We may amend this Agreement from time to time. When we amend this Agreement, we will post the changes here and e-mail you to inform you that this Agreement has been amended. Your continued use of our Service shall constitute your acceptance of any such amendments.

24. California Users and Residents

Pursuant to California Civil Code Section 1789.3, any questions about pricing, complaints, or inquiries about SkillsChat must be addressed to our agent for notice and sent via certified mail to that agent. For our agent’s most current contact information, please send a request to help@skillschat.com.

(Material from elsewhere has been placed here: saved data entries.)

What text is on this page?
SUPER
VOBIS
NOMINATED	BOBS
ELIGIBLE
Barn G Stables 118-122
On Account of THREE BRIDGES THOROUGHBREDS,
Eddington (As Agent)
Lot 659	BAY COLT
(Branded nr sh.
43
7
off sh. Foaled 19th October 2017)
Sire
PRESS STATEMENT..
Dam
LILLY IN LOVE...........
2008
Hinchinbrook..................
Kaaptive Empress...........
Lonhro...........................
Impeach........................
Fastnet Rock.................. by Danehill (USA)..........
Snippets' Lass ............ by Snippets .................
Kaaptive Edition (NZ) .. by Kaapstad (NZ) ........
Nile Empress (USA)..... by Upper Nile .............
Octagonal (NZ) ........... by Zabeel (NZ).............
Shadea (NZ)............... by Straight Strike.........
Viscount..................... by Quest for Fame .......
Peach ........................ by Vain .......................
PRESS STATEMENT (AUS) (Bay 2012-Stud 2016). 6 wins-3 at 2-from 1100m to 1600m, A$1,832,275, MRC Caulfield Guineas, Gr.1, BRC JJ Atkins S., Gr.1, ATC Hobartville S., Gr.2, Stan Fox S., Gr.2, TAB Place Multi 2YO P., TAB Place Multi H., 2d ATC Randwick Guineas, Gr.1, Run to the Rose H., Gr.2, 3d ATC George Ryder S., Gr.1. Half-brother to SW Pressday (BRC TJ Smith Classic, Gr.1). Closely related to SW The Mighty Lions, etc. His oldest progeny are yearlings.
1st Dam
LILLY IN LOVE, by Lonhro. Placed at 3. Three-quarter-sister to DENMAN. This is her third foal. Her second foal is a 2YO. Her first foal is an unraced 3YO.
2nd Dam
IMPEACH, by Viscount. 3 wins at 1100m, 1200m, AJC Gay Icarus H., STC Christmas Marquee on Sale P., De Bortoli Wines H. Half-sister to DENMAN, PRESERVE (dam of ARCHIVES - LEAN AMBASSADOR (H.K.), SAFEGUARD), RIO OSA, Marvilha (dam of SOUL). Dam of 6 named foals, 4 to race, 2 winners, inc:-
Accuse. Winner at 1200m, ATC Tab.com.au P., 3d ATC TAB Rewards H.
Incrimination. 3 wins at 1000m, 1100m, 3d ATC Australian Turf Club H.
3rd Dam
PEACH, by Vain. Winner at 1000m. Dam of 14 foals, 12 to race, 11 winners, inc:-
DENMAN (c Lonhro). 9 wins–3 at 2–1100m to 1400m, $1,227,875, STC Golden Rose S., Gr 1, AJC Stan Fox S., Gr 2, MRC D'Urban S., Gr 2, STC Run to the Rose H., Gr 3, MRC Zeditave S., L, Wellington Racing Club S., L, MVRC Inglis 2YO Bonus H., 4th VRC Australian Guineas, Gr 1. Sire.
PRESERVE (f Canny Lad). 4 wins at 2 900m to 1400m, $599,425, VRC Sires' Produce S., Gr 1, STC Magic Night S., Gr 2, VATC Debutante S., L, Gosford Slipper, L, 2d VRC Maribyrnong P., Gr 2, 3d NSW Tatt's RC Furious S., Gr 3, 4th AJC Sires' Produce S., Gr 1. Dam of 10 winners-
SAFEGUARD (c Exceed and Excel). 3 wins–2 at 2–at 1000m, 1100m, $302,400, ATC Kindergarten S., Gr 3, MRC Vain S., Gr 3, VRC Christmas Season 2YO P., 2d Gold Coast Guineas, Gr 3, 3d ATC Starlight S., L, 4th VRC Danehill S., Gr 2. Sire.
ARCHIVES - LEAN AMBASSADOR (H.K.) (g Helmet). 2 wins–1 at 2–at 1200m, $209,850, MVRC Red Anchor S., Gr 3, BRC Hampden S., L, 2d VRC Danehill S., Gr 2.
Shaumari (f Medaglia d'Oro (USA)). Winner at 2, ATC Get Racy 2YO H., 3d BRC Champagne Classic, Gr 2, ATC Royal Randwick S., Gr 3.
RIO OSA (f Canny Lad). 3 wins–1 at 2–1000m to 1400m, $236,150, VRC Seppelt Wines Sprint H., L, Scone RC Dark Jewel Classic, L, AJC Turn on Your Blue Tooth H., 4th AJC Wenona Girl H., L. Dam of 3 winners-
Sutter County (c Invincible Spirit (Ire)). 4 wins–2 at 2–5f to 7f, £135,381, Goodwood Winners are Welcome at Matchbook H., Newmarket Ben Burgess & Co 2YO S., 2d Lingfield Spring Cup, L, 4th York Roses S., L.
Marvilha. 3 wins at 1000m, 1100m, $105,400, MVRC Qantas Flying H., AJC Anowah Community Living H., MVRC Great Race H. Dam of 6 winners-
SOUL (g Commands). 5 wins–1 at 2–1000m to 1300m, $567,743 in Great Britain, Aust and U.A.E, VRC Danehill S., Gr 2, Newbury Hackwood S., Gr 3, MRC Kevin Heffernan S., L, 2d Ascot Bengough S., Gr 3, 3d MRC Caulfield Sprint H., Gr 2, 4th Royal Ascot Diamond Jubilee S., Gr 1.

Lastly, California users are also entitled to the following specific consumer rights notice: The Complaint Assistance Unit of the Division of Consumer Services of the California Department of Consumer Affairs may be contacted in writing at 1625 North Market Blvd., Sacramento, CA 95834, or by telephone at (916) 445-1254 or (800) 952-5210.

And no, you don’t have to shave a stripe down the middle of your head by using our Service. Thanks for reading the whole Agreement.